Nikon and Canon produce steppers, multimillion-dollar machines that are used to put the patterns on the chips. Their main competitor is a Dutch microlithography company, ASML. The lines on the chips keep getting thinner and thinner, and current stepper technology is running out of room to accommodate such advances. So new stepper systems are being developed, and "the stepper business will change radically in the next three to four years," Merner says. "It's uncertain which of the companies will be winners or losers. It depends on which system works best, which is the cheapest, which is the most reliable." For investors, this is thus a tricky call. "Canon is a good company, but steppers are a very small part of its business that can neither save nor destroy the company. At Nikon, on the other hand, cameras lose money and steppers could end up accounting for more than 100 percent of the company's business. Nikon will rise or fall based on the stepper business." How to play it? "You could buy all three companies," suggests Merner, "figuring that what you lose on one you would gain on another."

Merner boasts that the assets Atlantis manages are small enough -- totaling $650 million or so -- to provide an advantage: The funds can buy even micro-caps, in the small quantities that typically are available in the small-caps' illiquid markets. While he notes that high-tech stocks generally have been suffering from poor fundamentals, Merner sees plenty of juice in the market for adapting imported software to Japanese clients' needs, which is what some companies, such as WoodLand, Obic, and Toyo Business Engineering, do.

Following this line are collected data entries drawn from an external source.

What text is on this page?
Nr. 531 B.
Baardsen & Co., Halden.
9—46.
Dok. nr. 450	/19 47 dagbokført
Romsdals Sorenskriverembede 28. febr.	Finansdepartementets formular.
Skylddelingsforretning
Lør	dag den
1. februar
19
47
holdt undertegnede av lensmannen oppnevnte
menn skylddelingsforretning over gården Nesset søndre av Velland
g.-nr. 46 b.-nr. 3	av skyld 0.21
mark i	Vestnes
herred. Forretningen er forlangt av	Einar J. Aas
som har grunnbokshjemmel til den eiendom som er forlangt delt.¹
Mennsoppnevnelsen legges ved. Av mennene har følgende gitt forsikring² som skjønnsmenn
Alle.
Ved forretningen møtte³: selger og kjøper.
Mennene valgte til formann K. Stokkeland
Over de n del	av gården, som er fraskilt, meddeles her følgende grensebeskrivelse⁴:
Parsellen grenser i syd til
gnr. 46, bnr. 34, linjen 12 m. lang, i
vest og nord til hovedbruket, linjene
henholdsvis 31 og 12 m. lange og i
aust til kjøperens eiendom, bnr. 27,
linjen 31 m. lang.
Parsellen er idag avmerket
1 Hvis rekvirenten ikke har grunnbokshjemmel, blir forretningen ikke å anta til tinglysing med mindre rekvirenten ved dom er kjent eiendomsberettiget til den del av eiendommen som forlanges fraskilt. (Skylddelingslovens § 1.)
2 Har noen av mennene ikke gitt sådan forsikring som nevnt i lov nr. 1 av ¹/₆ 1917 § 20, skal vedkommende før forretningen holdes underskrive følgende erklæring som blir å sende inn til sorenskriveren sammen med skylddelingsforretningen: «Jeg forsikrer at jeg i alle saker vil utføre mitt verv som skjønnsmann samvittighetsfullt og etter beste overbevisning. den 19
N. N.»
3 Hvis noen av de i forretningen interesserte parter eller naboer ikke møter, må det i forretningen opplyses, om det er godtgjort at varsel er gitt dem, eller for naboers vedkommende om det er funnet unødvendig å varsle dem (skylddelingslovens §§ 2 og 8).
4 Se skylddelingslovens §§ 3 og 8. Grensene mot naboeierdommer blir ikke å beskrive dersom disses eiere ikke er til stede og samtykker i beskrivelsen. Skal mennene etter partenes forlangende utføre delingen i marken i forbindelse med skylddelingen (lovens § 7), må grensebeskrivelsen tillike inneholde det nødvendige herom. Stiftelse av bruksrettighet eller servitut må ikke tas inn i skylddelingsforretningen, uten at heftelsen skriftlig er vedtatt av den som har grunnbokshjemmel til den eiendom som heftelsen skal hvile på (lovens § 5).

Like many other fund managers, Merner sees manufacturing in general as a declining slice of the Japanese pie. "I can guarantee you that manufacturing as a percentage of GNP will shrink in the next 5, 10, 15 years," he says. "So we stay underweight in smokestack industries," the ones that are shifting to lower-cost labor environments such as China. But although in the long term China's prospects are great, it's risky to invest there because "you have no rules and there are a lot of frauds. So lots of people say buy Chinese plays -- Japanese companies that manufacture mainly in China." These include coil-maker Sumida and appliance-maker Funai.

If you should run into the white-haired, professorial Merner some evening after work and ask him to name one company he likes, he might well mention yet another China play -- Mabuchi Motor, most of whose production is overseas. Although you may never have heard of it, the company makes the small electric motors that raise your car's aerial and move the seat, that power your camera and tape recorder ... Merner can go on and on citing the uses for those motors. We'd list more of them -- but, hey, summer reading shouldn't be too heavy. Enjoy the beach.